What is Q* (Q-Star)?

November 27, 2023

Q* (pronounced Q-Star) represents a potential breakthrough in the realm of Artificial General Intelligence (AGI), a concept that refers to autonomous systems capable of outperforming humans in most economically valuable tasks. The rumored emergence of Q* within OpenAI has sparked significant excitement in the AI community.

[Update July 2024: OpenAI working on new reasoning technology under code name ‘Strawberry’, which appears to be a continuation of Q-Star]

The Significance of Q*

It is speculated that OpenAI's Q* could revolutionize generative AI. Unlike current AI systems, which excel in language and writing tasks, Q* apparently shows promise in mathematical problem-solving - a field where correct answers are definitive and not subject to interpretation. The development suggests that AI is inching closer to human-like reasoning abilities, potentially unlocking new possibilities in scientic research and beyond.

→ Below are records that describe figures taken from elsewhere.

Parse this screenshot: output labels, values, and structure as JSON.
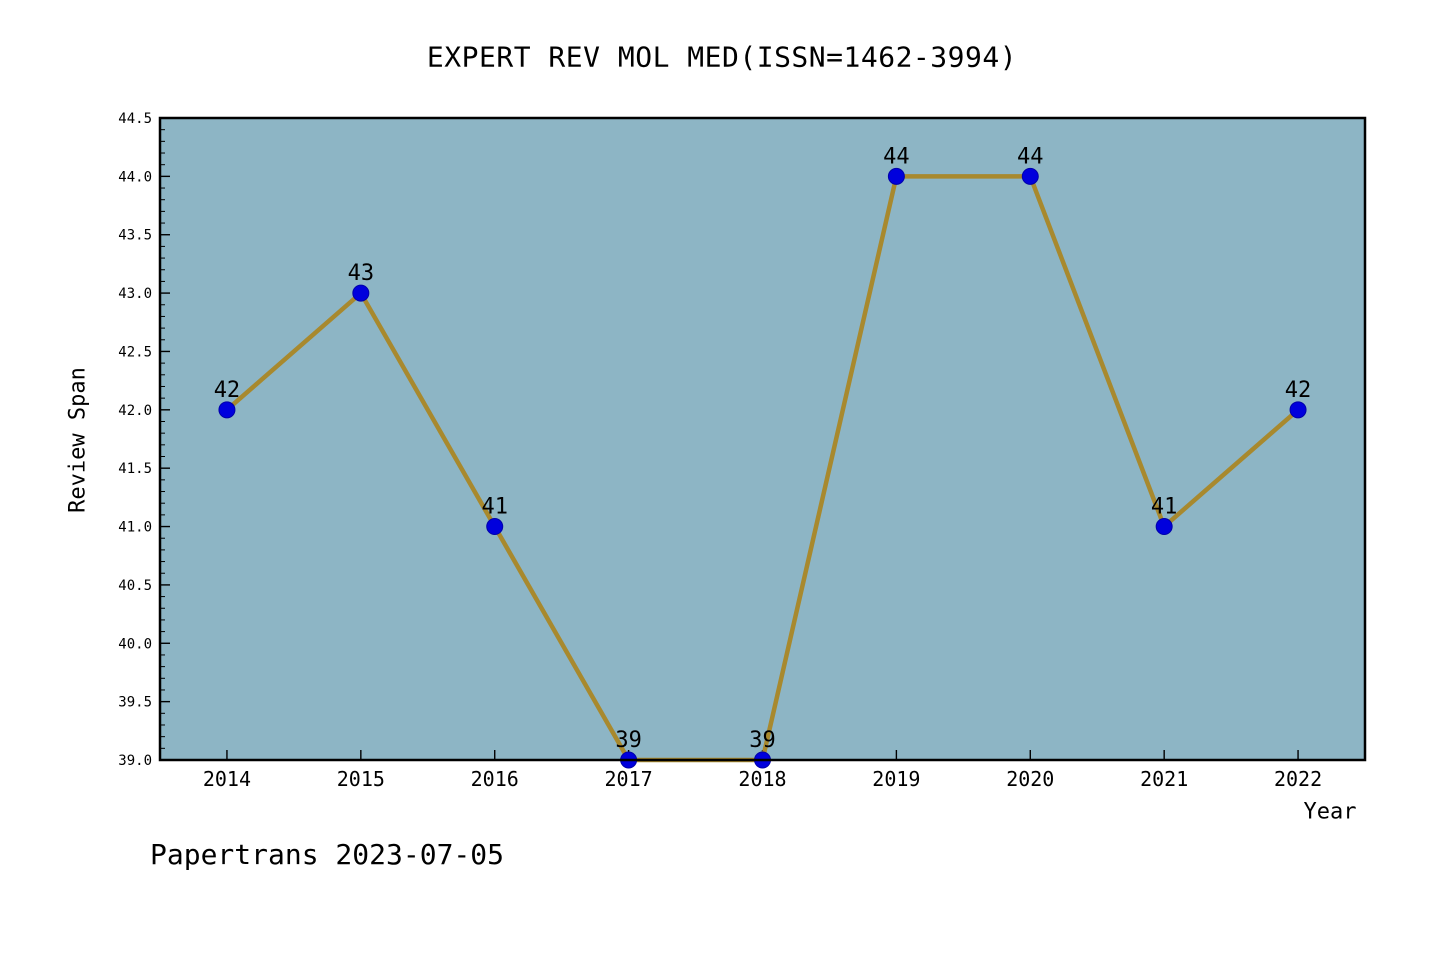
{
  "title": "EXPERT REV MOL MED(ISSN=1462-3994)",
  "footer": "Papertrans 2023-07-05",
  "chart_data": {
    "type": "line",
    "title": "EXPERT REV MOL MED(ISSN=1462-3994)",
    "xlabel": "Year",
    "ylabel": "Review Span",
    "x": [
      2014,
      2015,
      2016,
      2017,
      2018,
      2019,
      2020,
      2021,
      2022
    ],
    "values": [
      42,
      43,
      41,
      39,
      39,
      44,
      44,
      41,
      42
    ],
    "point_labels": [
      "42",
      "43",
      "41",
      "39",
      "39",
      "44",
      "44",
      "41",
      "42"
    ],
    "xticks": [
      2014,
      2015,
      2016,
      2017,
      2018,
      2019,
      2020,
      2021,
      2022
    ],
    "yticks": [
      39.0,
      39.5,
      40.0,
      40.5,
      41.0,
      41.5,
      42.0,
      42.5,
      43.0,
      43.5,
      44.0,
      44.5
    ],
    "ylim": [
      39.0,
      44.5
    ],
    "y_minor_step": 0.1,
    "grid": false,
    "legend": null,
    "colors": {
      "line": "#a8892e",
      "marker": "#0000dd",
      "plot_bg": "#8db5c5",
      "page_bg": "#ffffff",
      "text": "#000000",
      "frame": "#000000"
    }
  }
}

The Tree-of-Thoughts Approach

A key component of Q*, it is hypothesized, is the so-called Tree-of-Thoughts (ToT) reasoning. This method allows the AI to create various paths of reasoning, leading to more nuanced and sophisticated problem-solving. It's a step forward in AI's ability to not only generate answers but to develop the reasoning process akin to human thought.

Process Reward Models (PRM)

The authors of this post on the Q* hypothesis also believe that Process Reward Models are integral to Q*'s development. Traditional AI models receive a single score from their outputs, but PRMs allow for a more granular approach by scoring each step of the reasoning process. This enables a finer-tuned generation of solutions, particularly effective in structured problem-solving tasks like mathematics and physics.

The Future of Q*

While a lot of the details of Q* are still shrouded in speculation, it appears that it may involve the use of PRMs and ToT in a unique combination, optimizing with Reinforcement Learning (RL). Q* is believed to leverage vast computing resources, enabling the AI to assign scores to each reasoning step, a task traditionally done by humans. This approach has the potential to bridge the gap between current AI capabilities and the much-anticipated realm of AGI.